Today’s epistle is a lesson in how to live a life of love by tolerating suffering and abuse that is not deserved. If you think about it, that’s crazy. What gives St. Peter the nerve to tell us that when we are being abused wrongfully that we should just “take it patiently?” Sure, it may be the right thing to do, but that is just too hard of a pill to swallow. Doesn’t Peter know that people will be bitter about being told to suffer patiently? I think Peter knows that he is asking us to do something that is impossible for us to do on our own, and that is why he points out that “Christ also suffered for us, leaving us an example, that ye should follow his steps.” How can we be bitter about our undeserved abuses knowing that Christ, living the perfect life, to whom we owed worship and adoration, endured terrible suffering and pain, and yet he took it patiently and even forgave his tormentors?

We may intellectually know how we ought to love, but it is the example of Christ’s perfection of love that enables us to actually live out that love. Christ’s life, death and resurrection does more than just teach us how to love. His life is an example that proves God’s love to us: he lays down his life for his friends, for his sheep. Furthermore, Christ’s death convinces us how much we ought to love him, and our hearts are enkindled and inspired to love God more deeply: his death throws the weights off of our hearts that were preventing us from loving properly, and enables us to be the creatures of perfect love that we were meant to be.
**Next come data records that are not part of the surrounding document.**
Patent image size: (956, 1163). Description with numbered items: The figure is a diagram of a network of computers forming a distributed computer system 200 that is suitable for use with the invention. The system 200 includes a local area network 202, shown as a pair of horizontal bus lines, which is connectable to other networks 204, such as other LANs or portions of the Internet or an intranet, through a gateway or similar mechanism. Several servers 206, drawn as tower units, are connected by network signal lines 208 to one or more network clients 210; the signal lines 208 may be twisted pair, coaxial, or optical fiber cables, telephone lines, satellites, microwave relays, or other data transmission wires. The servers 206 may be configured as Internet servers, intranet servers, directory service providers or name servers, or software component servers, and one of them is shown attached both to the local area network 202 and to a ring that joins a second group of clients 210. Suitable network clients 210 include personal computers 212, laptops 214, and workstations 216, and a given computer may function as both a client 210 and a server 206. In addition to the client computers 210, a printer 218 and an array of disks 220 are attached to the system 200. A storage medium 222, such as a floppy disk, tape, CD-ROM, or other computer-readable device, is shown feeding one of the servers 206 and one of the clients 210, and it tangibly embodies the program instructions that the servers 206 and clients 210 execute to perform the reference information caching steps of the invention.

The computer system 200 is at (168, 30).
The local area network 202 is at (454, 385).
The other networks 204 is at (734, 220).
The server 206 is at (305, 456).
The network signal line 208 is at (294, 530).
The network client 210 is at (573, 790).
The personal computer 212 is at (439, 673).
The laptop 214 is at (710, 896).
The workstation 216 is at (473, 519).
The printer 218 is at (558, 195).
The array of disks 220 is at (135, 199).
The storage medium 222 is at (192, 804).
This understanding of Christ’s atonement for us is amazing news! We do not need to despair that we have broken God’s commandments and that we have failed to love. God’s plan for our redemption does not require him to “get even” with us for our sins. He is not uncontrollably angry and in need of someone to “take it out” on. Instead, Christ, on the cross, performs the duty of mankind for us, and the power of that action actively restore us to a state of love.

The atonement, then, is not just an abstract concept that has something to do with what will happen to us after we die. Christ’s atoning work transforms us into loving people. You who have heard the Gospel, you have been given the ability to love, and to love the way that God intended. When you study what Christ has taught about how to love, when you read about love in Peter, Paul, and the rest of the New Testament, when you learn about love outside of the cannon, perhaps from C.S. Lewis or Martin Luther King Jr., or an organization that teaches how to love the poor or a counselor explaining how to love your family, or any other intellectual knowledge you gain of love, thank God, because you have been restored to your ability to practice that love. The gift of God, though Jesus, is the power to love like God loves. He is the good shepherd, and we are his sheep, and our identity in him is through love. We have been given the ability, if we work at it, to follow the blessed steps of Jesus’ holy life!